Anyone who thinks more work gets done in the office is an idiot, or lying.

[–] HobbitFoot@thelemmy.club 16 points 3 days ago (12 children)

Eh, it depends. I find that there is a benefit in highly collaborative projects or in an environment where training is a component.

For instance, a lot of data showed that junior staff productivity tanked as they didn't have the mentoring opportunities that they would have had in a full remote environment.

[–] MNByChoice@midwest.social 10 points 3 days ago* (last edited 3 days ago) (3 children)

Do many people get mentored in the office? I have worked for decades and have never been mentored.

Edit: I assume random, one off comments don't count as mentoring. "Don't put your feed up on the desk" isn't mentoring right?

[–] ferrule@sh.itjust.works 1 points 22 hours ago

Between interns and junior engineers, I'd say I am doing about 0.5 to 1 day a week of 1 on 1 work with all of them. Sometimes it's direct problem solving and other times it's going over topics they are interested in. The last few weeks have been on development processes and workflows, time management and getting things done, presentations and soft skills. I even helped one work on interviewing.

If I can train them to be amazing at their next job chances are they stick around longer and do great things here.
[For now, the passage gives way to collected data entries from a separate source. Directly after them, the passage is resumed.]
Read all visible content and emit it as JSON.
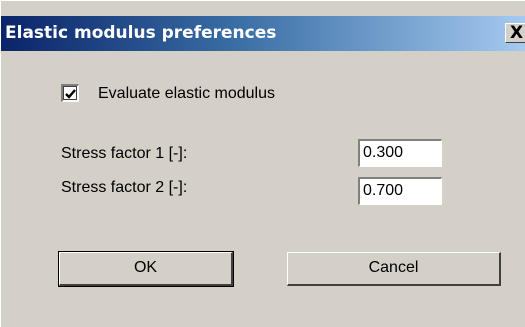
{
  "dialog": {
    "title": "Elastic modulus preferences",
    "close_label": "X"
  },
  "options": {
    "evaluate_label": "Evaluate elastic modulus",
    "evaluate_checked": true
  },
  "fields": {
    "stress_factor_1": {
      "label": "Stress factor 1 [-]:",
      "value": "0.300"
    },
    "stress_factor_2": {
      "label": "Stress factor 2 [-]:",
      "value": "0.700"
    }
  },
  "buttons": {
    "ok_label": "OK",
    "cancel_label": "Cancel"
  },
  "colors": {
    "title_start": "#0a246a",
    "title_end": "#a6caf0",
    "face": "#d4d0c8"
  },
  "icons": {
    "close": "close-icon",
    "check": "checkmark-icon"
  }
}
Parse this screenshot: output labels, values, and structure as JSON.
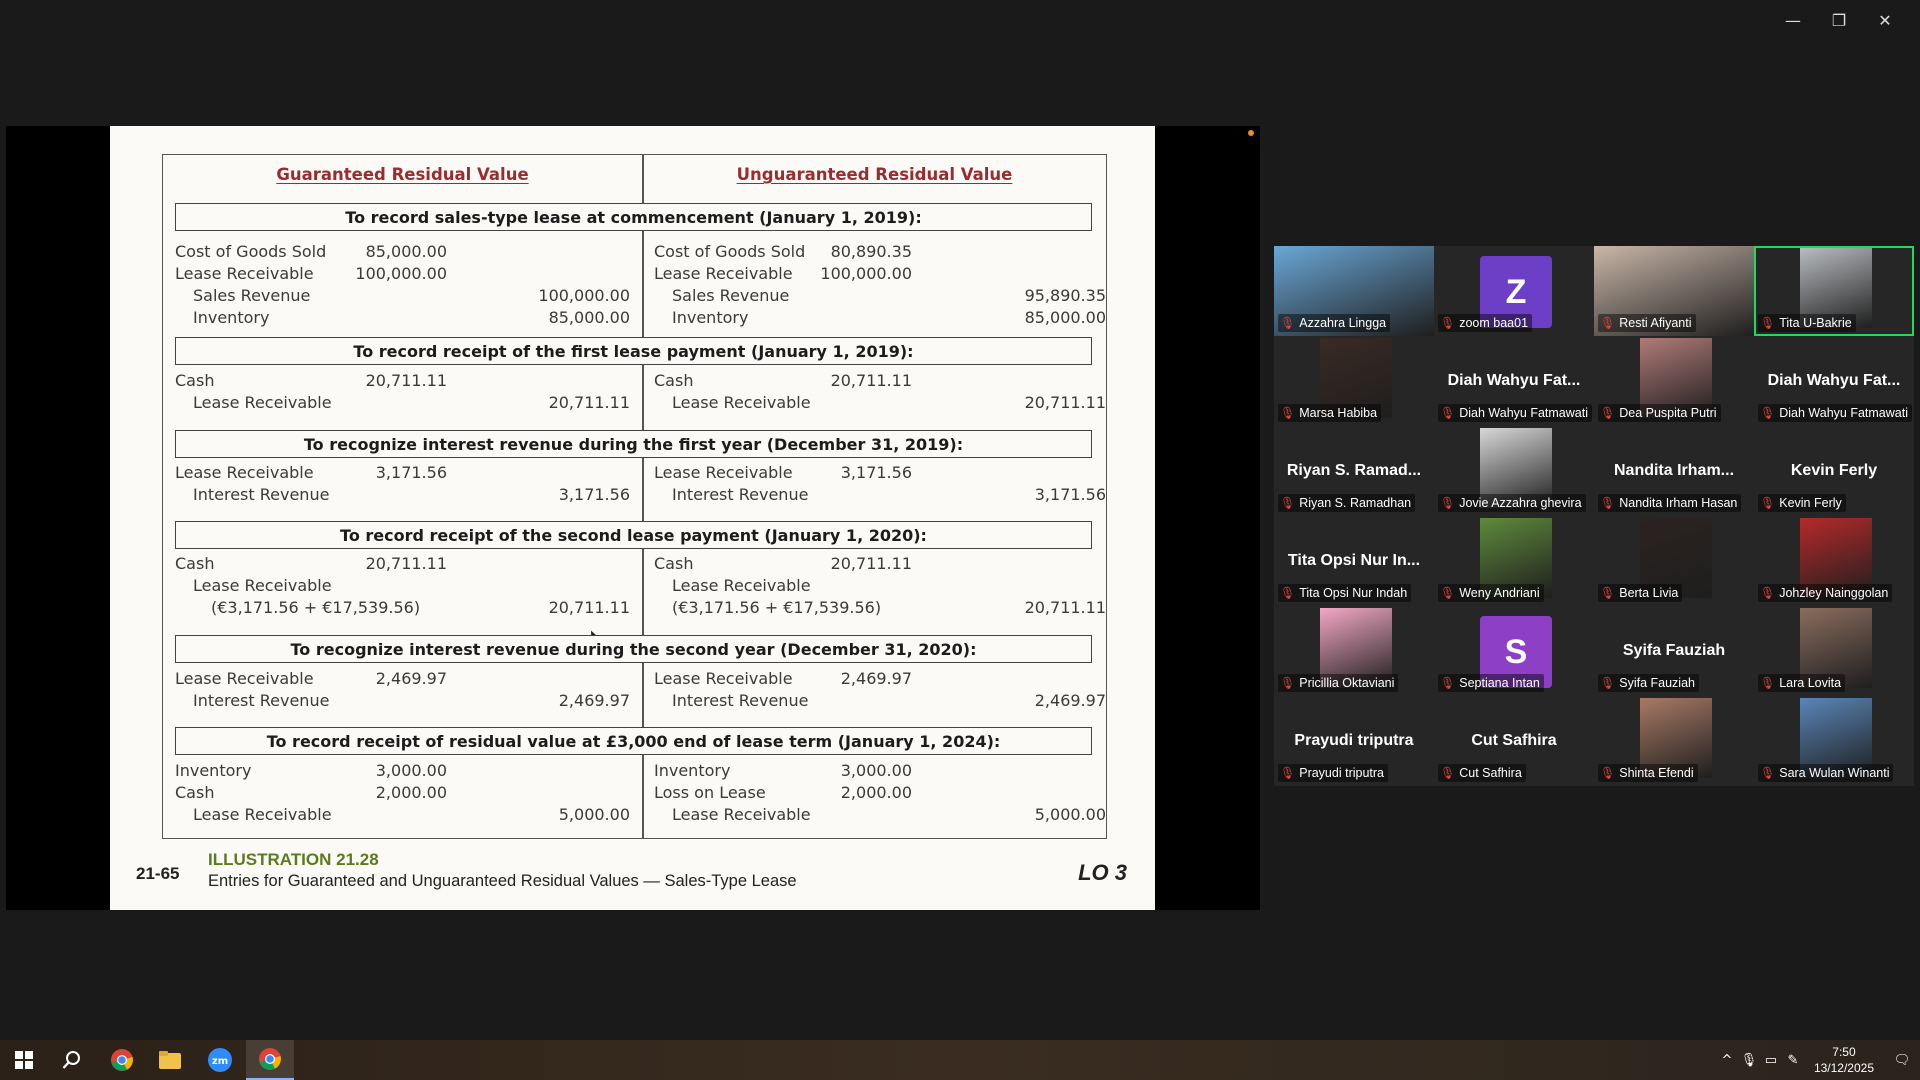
{
  "window": {
    "minimize": "—",
    "restore": "❐",
    "close": "✕"
  },
  "slide": {
    "headers": {
      "left": "Guaranteed Residual Value",
      "right": "Unguaranteed Residual Value"
    },
    "sections": [
      "To record sales-type lease at commencement (January 1, 2019):",
      "To record receipt of the first lease payment (January 1, 2019):",
      "To recognize interest revenue during the first year (December 31, 2019):",
      "To record receipt of the second lease payment (January 1, 2020):",
      "To recognize interest revenue during the second year (December 31, 2020):",
      "To record receipt of residual value at £3,000 end of lease term (January 1, 2024):"
    ],
    "left_rows": [
      [
        {
          "a": "Cost of Goods Sold",
          "d": "85,000.00",
          "c": ""
        },
        {
          "a": "Lease Receivable",
          "d": "100,000.00",
          "c": ""
        },
        {
          "a": "Sales Revenue",
          "d": "",
          "c": "100,000.00",
          "i": 1
        },
        {
          "a": "Inventory",
          "d": "",
          "c": "85,000.00",
          "i": 1
        }
      ],
      [
        {
          "a": "Cash",
          "d": "20,711.11",
          "c": ""
        },
        {
          "a": "Lease Receivable",
          "d": "",
          "c": "20,711.11",
          "i": 1
        }
      ],
      [
        {
          "a": "Lease Receivable",
          "d": "3,171.56",
          "c": ""
        },
        {
          "a": "Interest Revenue",
          "d": "",
          "c": "3,171.56",
          "i": 1
        }
      ],
      [
        {
          "a": "Cash",
          "d": "20,711.11",
          "c": ""
        },
        {
          "a": "Lease Receivable",
          "d": "",
          "c": "",
          "i": 1
        },
        {
          "a": "(€3,171.56 + €17,539.56)",
          "d": "",
          "c": "20,711.11",
          "i": 2
        }
      ],
      [
        {
          "a": "Lease Receivable",
          "d": "2,469.97",
          "c": ""
        },
        {
          "a": "Interest Revenue",
          "d": "",
          "c": "2,469.97",
          "i": 1
        }
      ],
      [
        {
          "a": "Inventory",
          "d": "3,000.00",
          "c": ""
        },
        {
          "a": "Cash",
          "d": "2,000.00",
          "c": ""
        },
        {
          "a": "Lease Receivable",
          "d": "",
          "c": "5,000.00",
          "i": 1
        }
      ]
    ],
    "right_rows": [
      [
        {
          "a": "Cost of Goods Sold",
          "d": "80,890.35",
          "c": ""
        },
        {
          "a": "Lease Receivable",
          "d": "100,000.00",
          "c": ""
        },
        {
          "a": "Sales Revenue",
          "d": "",
          "c": "95,890.35",
          "i": 1
        },
        {
          "a": "Inventory",
          "d": "",
          "c": "85,000.00",
          "i": 1
        }
      ],
      [
        {
          "a": "Cash",
          "d": "20,711.11",
          "c": ""
        },
        {
          "a": "Lease Receivable",
          "d": "",
          "c": "20,711.11",
          "i": 1
        }
      ],
      [
        {
          "a": "Lease Receivable",
          "d": "3,171.56",
          "c": ""
        },
        {
          "a": "Interest Revenue",
          "d": "",
          "c": "3,171.56",
          "i": 1
        }
      ],
      [
        {
          "a": "Cash",
          "d": "20,711.11",
          "c": ""
        },
        {
          "a": "Lease Receivable",
          "d": "",
          "c": "",
          "i": 1
        },
        {
          "a": "(€3,171.56 + €17,539.56)",
          "d": "",
          "c": "20,711.11",
          "i": 1
        }
      ],
      [
        {
          "a": "Lease Receivable",
          "d": "2,469.97",
          "c": ""
        },
        {
          "a": "Interest Revenue",
          "d": "",
          "c": "2,469.97",
          "i": 1
        }
      ],
      [
        {
          "a": "Inventory",
          "d": "3,000.00",
          "c": ""
        },
        {
          "a": "Loss on Lease",
          "d": "2,000.00",
          "c": ""
        },
        {
          "a": "Lease Receivable",
          "d": "",
          "c": "5,000.00",
          "i": 1
        }
      ]
    ],
    "footer": {
      "number": "21-65",
      "title": "ILLUSTRATION 21.28",
      "subtitle": "Entries for Guaranteed and Unguaranteed Residual Values — Sales-Type Lease",
      "lo": "LO 3"
    }
  },
  "participants": [
    {
      "label": "Azzahra Lingga",
      "big": "",
      "kind": "photo",
      "color": "#6aa7d6"
    },
    {
      "label": "zoom baa01",
      "big": "",
      "kind": "avatar",
      "avatar": "Z",
      "color": "#6d3fc6"
    },
    {
      "label": "Resti Afiyanti",
      "big": "",
      "kind": "photo",
      "color": "#c9b6a8"
    },
    {
      "label": "Tita U-Bakrie",
      "big": "",
      "kind": "photo",
      "color": "#b9bcc0",
      "active": true
    },
    {
      "label": "Marsa Habiba",
      "big": "",
      "kind": "photo",
      "color": "#3a2a24"
    },
    {
      "label": "Diah Wahyu Fatmawati",
      "big": "Diah Wahyu Fat...",
      "kind": "name"
    },
    {
      "label": "Dea Puspita Putri",
      "big": "",
      "kind": "photo",
      "color": "#b07b78"
    },
    {
      "label": "Diah Wahyu Fatmawati",
      "big": "Diah Wahyu Fat...",
      "kind": "name"
    },
    {
      "label": "Riyan S. Ramadhan",
      "big": "Riyan S. Ramad...",
      "kind": "name"
    },
    {
      "label": "Jovie Azzahra ghevira",
      "big": "",
      "kind": "photo",
      "color": "#d8d8d8"
    },
    {
      "label": "Nandita Irham Hasan",
      "big": "Nandita Irham...",
      "kind": "name"
    },
    {
      "label": "Kevin Ferly",
      "big": "Kevin Ferly",
      "kind": "name"
    },
    {
      "label": "Tita Opsi Nur Indah",
      "big": "Tita Opsi Nur In...",
      "kind": "name"
    },
    {
      "label": "Weny Andriani",
      "big": "",
      "kind": "photo",
      "color": "#5f8a3c"
    },
    {
      "label": "Berta Livia",
      "big": "",
      "kind": "photo",
      "color": "#2b2320"
    },
    {
      "label": "Johzley Nainggolan",
      "big": "",
      "kind": "photo",
      "color": "#b52a2a"
    },
    {
      "label": "Pricillia Oktaviani",
      "big": "",
      "kind": "photo",
      "color": "#f2a8c4"
    },
    {
      "label": "Septiana Intan",
      "big": "",
      "kind": "avatar",
      "avatar": "S",
      "color": "#8d3fc6"
    },
    {
      "label": "Syifa Fauziah",
      "big": "Syifa Fauziah",
      "kind": "name"
    },
    {
      "label": "Lara Lovita",
      "big": "",
      "kind": "photo",
      "color": "#8a6d5e"
    },
    {
      "label": "Prayudi triputra",
      "big": "Prayudi triputra",
      "kind": "name"
    },
    {
      "label": "Cut Safhira",
      "big": "Cut Safhira",
      "kind": "name"
    },
    {
      "label": "Shinta Efendi",
      "big": "",
      "kind": "photo",
      "color": "#a87a66"
    },
    {
      "label": "Sara Wulan Winanti",
      "big": "",
      "kind": "photo",
      "color": "#5a86b8"
    }
  ],
  "taskbar": {
    "time": "7:50",
    "date": "13/12/2025"
  }
}
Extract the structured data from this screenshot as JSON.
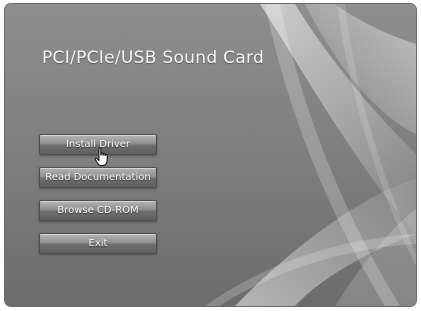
{
  "app": {
    "title": "PCI/PCIe/USB Sound Card"
  },
  "menu": {
    "items": [
      {
        "label": "Install Driver"
      },
      {
        "label": "Read Documentation"
      },
      {
        "label": "Browse CD-ROM"
      },
      {
        "label": "Exit"
      }
    ]
  },
  "cursor": {
    "icon": "hand-pointer-icon"
  },
  "colors": {
    "background": "#7d7d7d",
    "button_text": "#f7f7f7",
    "title_text": "#f4f4f4"
  }
}
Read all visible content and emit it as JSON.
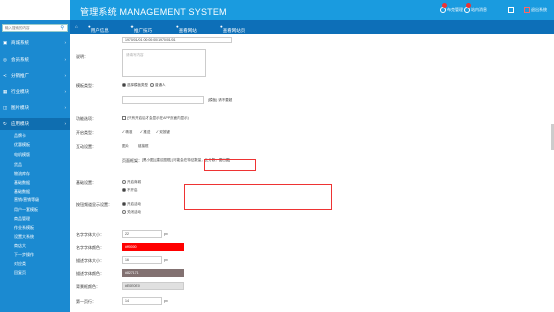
{
  "app": {
    "title": "管理系统 MANAGEMENT SYSTEM"
  },
  "topbar": {
    "items": [
      {
        "icon": "user-icon",
        "label": "布克管理"
      },
      {
        "icon": "message-icon",
        "label": "站内消息"
      },
      {
        "icon": "grid-icon",
        "label": ""
      },
      {
        "icon": "logout-icon",
        "label": "退出系统"
      }
    ]
  },
  "nav": {
    "items": [
      {
        "icon": "home-icon",
        "label": ""
      },
      {
        "icon": "user-icon",
        "label": "用户信息"
      },
      {
        "icon": "star-icon",
        "label": "推广技巧"
      },
      {
        "icon": "globe-icon",
        "label": "查看网站"
      },
      {
        "icon": "globe-icon",
        "label": "查看网站页"
      }
    ]
  },
  "sidebar": {
    "search_placeholder": "输入搜索的内容",
    "menu": [
      {
        "label": "商城系统",
        "icon": "cart-icon"
      },
      {
        "label": "会员系统",
        "icon": "user-circle-icon"
      },
      {
        "label": "分销推广",
        "icon": "share-icon"
      },
      {
        "label": "行业模块",
        "icon": "grid-icon"
      },
      {
        "label": "图片模块",
        "icon": "image-icon"
      },
      {
        "label": "应用模块",
        "icon": "refresh-icon"
      }
    ],
    "submenu": [
      "品牌卡",
      "优惠模板",
      "电机模版",
      "货品",
      "物流库存",
      "基础数据",
      "基础数据",
      "营销/营销等级",
      "用户一套模板",
      "商品管理",
      "作业系模板",
      "设置大系统",
      "商店大",
      "下一步操作",
      "对应类",
      "回复页"
    ]
  },
  "form": {
    "top_code": "1970/01/01 00:00:00/1970/01/01",
    "description_label": "说明：",
    "description_placeholder": "请填写内容",
    "mode_label": "模板类型：",
    "mode_options": [
      "选择模板类型",
      "普通人"
    ],
    "input_hint": "(模板) 请不要超",
    "feature_label": "功能选项：",
    "feature_check": "(只有开启后才会显示在APP页面内显示)",
    "switch_label": "开启类型：",
    "switch_options": [
      "精准",
      "推送",
      "双按键"
    ],
    "link_label": "互动设置：",
    "link_options": [
      "图片",
      "链接框"
    ],
    "layout_label": "页面框架：",
    "layout_text": "[黑小图]  [建议图框] [可能会在特征数量，比分数，图出图]",
    "setting_label": "基础设置：",
    "setting_options": [
      "开启商城",
      "不开启"
    ],
    "display_label": "按钮频道显示设置：",
    "display_options": [
      "开启活动",
      "关闭活动"
    ],
    "font_size_label": "名字字体大小：",
    "font_size_value": "22",
    "font_size_unit": "px",
    "name_color_label": "名字字体颜色：",
    "name_color_value": "#ff0000",
    "detail_size_label": "描述字体大小：",
    "detail_size_value": "16",
    "detail_size_unit": "px",
    "detail_color_label": "描述字体颜色：",
    "detail_color_value": "#827171",
    "bg_color_label": "背景框颜色：",
    "bg_color_value": "#E0E0E0",
    "bottom_label": "第一页行：",
    "bottom_value": "14",
    "bottom_unit": "px"
  },
  "colors": {
    "accent": "#1a9bdf",
    "nav": "#0d6fb8",
    "sidebar": "#1b8ad1",
    "red": "#ff0000",
    "brown": "#827171",
    "gray": "#e0e0e0"
  }
}
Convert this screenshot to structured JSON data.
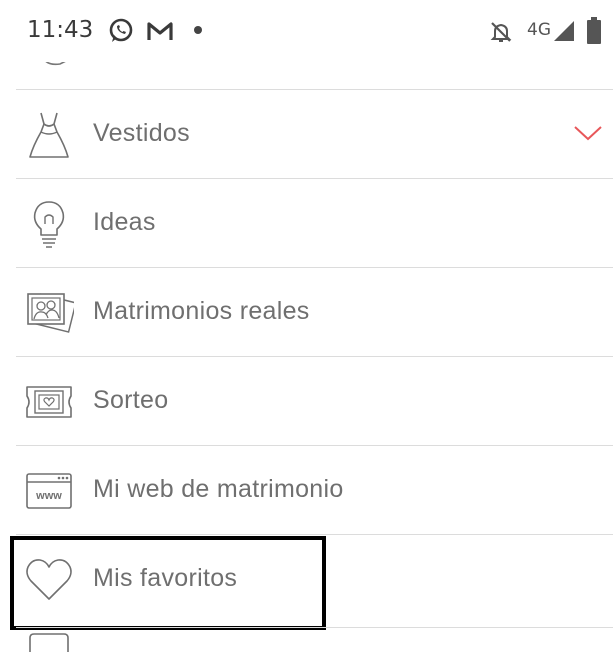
{
  "status_bar": {
    "time": "11:43",
    "network": "4G",
    "icons": [
      "whatsapp-icon",
      "gmail-icon",
      "notification-dot",
      "notifications-off-icon",
      "signal-icon",
      "battery-icon"
    ]
  },
  "menu": {
    "items": [
      {
        "label": "Vestidos",
        "icon": "dress-icon",
        "expandable": true
      },
      {
        "label": "Ideas",
        "icon": "lightbulb-icon"
      },
      {
        "label": "Matrimonios reales",
        "icon": "photos-icon"
      },
      {
        "label": "Sorteo",
        "icon": "ticket-icon"
      },
      {
        "label": "Mi web de matrimonio",
        "icon": "www-icon"
      },
      {
        "label": "Mis favoritos",
        "icon": "heart-icon",
        "highlighted": true
      }
    ]
  },
  "colors": {
    "accent": "#e8575a",
    "text": "#6f6f6f",
    "divider": "#dcdcdc"
  }
}
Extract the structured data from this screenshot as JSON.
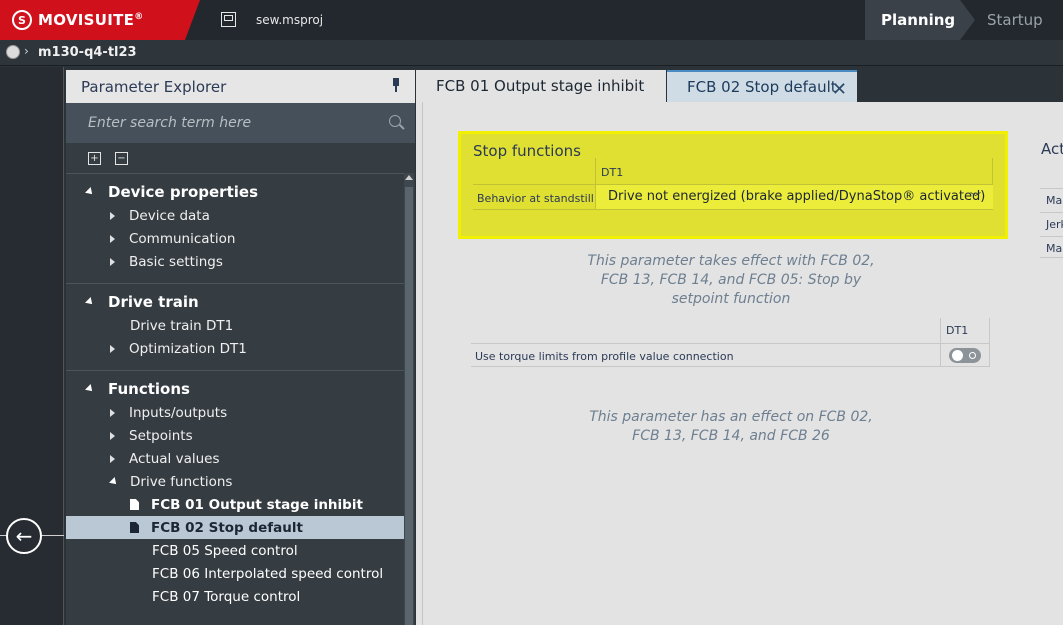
{
  "app": {
    "brand": "MOVISUITE",
    "brand_mark": "®",
    "filename": "sew.msproj"
  },
  "workflow": {
    "steps": [
      "Planning",
      "Startup"
    ],
    "active": "Planning"
  },
  "path": {
    "device": "m130-q4-tl23"
  },
  "explorer": {
    "title": "Parameter Explorer",
    "search_placeholder": "Enter search term here",
    "sections": [
      {
        "title": "Device properties",
        "items": [
          "Device data",
          "Communication",
          "Basic settings"
        ]
      },
      {
        "title": "Drive train",
        "items": [
          "Drive train DT1",
          "Optimization DT1"
        ]
      },
      {
        "title": "Functions",
        "items": [
          "Inputs/outputs",
          "Setpoints",
          "Actual values",
          "Drive functions"
        ],
        "leaves": [
          "FCB 01 Output stage inhibit",
          "FCB 02 Stop default",
          "FCB 05 Speed control",
          "FCB 06 Interpolated speed control",
          "FCB 07 Torque control"
        ]
      }
    ],
    "selected_leaf": "FCB 02 Stop default"
  },
  "tabs": [
    {
      "label": "FCB 01 Output stage inhibit",
      "active": false
    },
    {
      "label": "FCB 02 Stop default",
      "active": true
    }
  ],
  "stop_functions": {
    "title": "Stop functions",
    "column": "DT1",
    "row_label": "Behavior at standstill",
    "value": "Drive not energized (brake applied/DynaStop® activated)",
    "highlight_color": "#e0e032"
  },
  "info1": "This parameter takes effect with FCB 02, FCB 13, FCB 14, and FCB 05: Stop by setpoint function",
  "torque": {
    "column": "DT1",
    "row_label": "Use torque limits from profile value connection",
    "toggle_on": false
  },
  "info2": "This parameter has an effect on FCB 02, FCB 13, FCB 14, and FCB 26",
  "activation": {
    "title_partial": "Act",
    "rows": [
      "Ma",
      "Jerk",
      "Ma"
    ]
  }
}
[–] HobbitFoot@thelemmy.club 9 points 3 days ago

In my industry, it is very common. It is generally accepted that a large part of senior staff's time is reviewing the work of junior staff to make the work better. A lot of that requires teaching junior staff how to perform the work correctly.

[–] captainlezbian@lemmy.world 4 points 2 days ago

Depends on the career. As an engineer I really wish we'd quit our decentralized bullshit and just form a guild or union so that after university you join an official apprenticeship rather than find a job looking for people without experience willing to train. The whole x years of experience is often really asking how much mentorship do you need and are you able to lead projects.